A la croisée des chemins, nous devons redonner vie à nos repères fondateurs :

  • le Préambule de notre Constitution du 27 octobre 1946, voté « au lendemain de la victoire remportée par les peuples libres sur les régimes qui ont tenté d’asservir et de dégrader la personne humaine ». Repris dans la Constitution de la Ve République du 4 octobre 1958, il reste lettre morte dans tout son contenu social.
  • le Programme d’action du Conseil national de la Résistance, établi le 15 mars 1944 afin d’instaurer « une véritable démocratie économique et sociale, impliquant l’éviction des grandes féodalités économiques et financières de la direction de l’économie ». Une austérité de droite et une rigueur de gauche, associées à l’aventurisme sans projet des extrêmes, ont permis le retour de ces féodaux qui ont déchiré le tissu économique de notre pays.
  • la Déclaration de Philadelphie du 10 mai 1944, concernant les buts et objectifs de l’Organisation internationale du travail. Elle proclame que « le travail n’est pas une marchandise » et que « la pauvreté, où qu’elle existe, constitue un danger pour la prospérité de tous ». Il reste à soumettre la finance à ces principes, comme le voulait la Déclaration, alors que nous vivons au contraire dans un monde de réseaux, de vassaux et de suzerains, de plus en plus dépourvu de principes.
  • la Déclaration universelle des droits de l’homme, votée par l’Assemblée générale des Nations unies le 10 décembre 1948.
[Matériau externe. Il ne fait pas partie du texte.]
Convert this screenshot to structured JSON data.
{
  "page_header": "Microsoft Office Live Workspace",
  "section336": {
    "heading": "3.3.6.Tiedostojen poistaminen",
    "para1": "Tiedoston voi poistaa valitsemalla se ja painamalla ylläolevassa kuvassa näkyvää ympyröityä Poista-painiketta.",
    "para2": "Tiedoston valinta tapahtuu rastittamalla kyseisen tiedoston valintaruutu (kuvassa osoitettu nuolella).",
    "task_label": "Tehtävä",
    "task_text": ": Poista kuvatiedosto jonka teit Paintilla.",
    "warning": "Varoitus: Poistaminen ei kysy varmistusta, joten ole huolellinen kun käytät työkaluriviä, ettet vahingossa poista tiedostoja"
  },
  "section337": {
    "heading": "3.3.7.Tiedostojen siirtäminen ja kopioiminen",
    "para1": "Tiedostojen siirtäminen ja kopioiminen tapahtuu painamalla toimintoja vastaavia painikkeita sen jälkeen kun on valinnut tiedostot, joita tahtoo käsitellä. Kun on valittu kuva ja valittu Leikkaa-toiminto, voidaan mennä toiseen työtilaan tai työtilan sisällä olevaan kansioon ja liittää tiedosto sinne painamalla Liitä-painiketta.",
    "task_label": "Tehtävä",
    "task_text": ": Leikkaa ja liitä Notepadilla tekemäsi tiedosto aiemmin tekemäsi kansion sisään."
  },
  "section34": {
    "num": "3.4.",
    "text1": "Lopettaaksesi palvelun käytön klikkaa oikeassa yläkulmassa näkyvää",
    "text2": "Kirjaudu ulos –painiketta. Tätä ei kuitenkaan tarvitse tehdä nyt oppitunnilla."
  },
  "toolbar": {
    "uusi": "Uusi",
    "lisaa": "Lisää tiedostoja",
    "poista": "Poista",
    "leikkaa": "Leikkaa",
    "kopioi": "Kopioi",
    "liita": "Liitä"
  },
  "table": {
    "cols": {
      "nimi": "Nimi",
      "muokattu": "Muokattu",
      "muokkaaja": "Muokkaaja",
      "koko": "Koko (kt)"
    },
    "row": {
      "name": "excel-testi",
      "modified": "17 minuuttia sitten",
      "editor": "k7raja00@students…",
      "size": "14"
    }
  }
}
Ces textes et l’esprit de ces textes, dans lesquels nous sommes censés puiser notre inspiration et qui sont tous le résultat d’une longue histoire par laquelle l’homme a découvert en lui-même sa part de responsabilité humaine, sont aujourd’hui trahis. Mon objectif est de les faire revivre en ouvrant des pistes pour « élever à la dignité d’homme tous les individus de l’espèce humaine », comme le voulait Lazare Carnot.

C’est possible si l’on est convaincu que la France est « une certaine idée » qui s’accomplit dans l’histoire, pour le bien commun non pas seulement d’elle-même mais de tous les peuples. C’est possible si l’on croit réellement à la devise de notre République, « Liberté, Egalité et Fraternité », qui est toujours à réinventer. C’est possible si l’on croit au principe de notre Constitution, « le gouvernement du peuple, par le peuple et pour le peuple ». C’est possible si l’on devient capable d’alimenter notre République avec la contribution toujours recommencée de nouveaux républicains, car le squelette d’une République sans républicains, où les voyous de toute nature se glissent jusqu’aux bureaux de la présidence, est déjà une dictature.

Ma candidature à l’élection présidentielle vise à redonner substance à ces repères, pour qu’ils ne restent pas le décor d’une farce politique, au moment où le monde sombrerait dans le chaos d’une guerre de tous contre tous s’ils continuaient à n’être plus respectés.

Les élites de notre pays méprisent le peuple et le tiennent à l’écart des questions fondamentales, lui mentent ou jouent sur son pessimisme pour le démobiliser. Convaincu que le sommeil de la raison engendre des monstres et que dans les tempêtes, le peuple devient plus que jamais capable de comprendre son intérêt si quelqu’un le lui explique, je m’efforcerai de faire un effort constant de pédagogie, comme Jaurès, de Gaulle et Mendès-France en leur temps, car le respect de la dignité d’autrui est notre meilleure arme.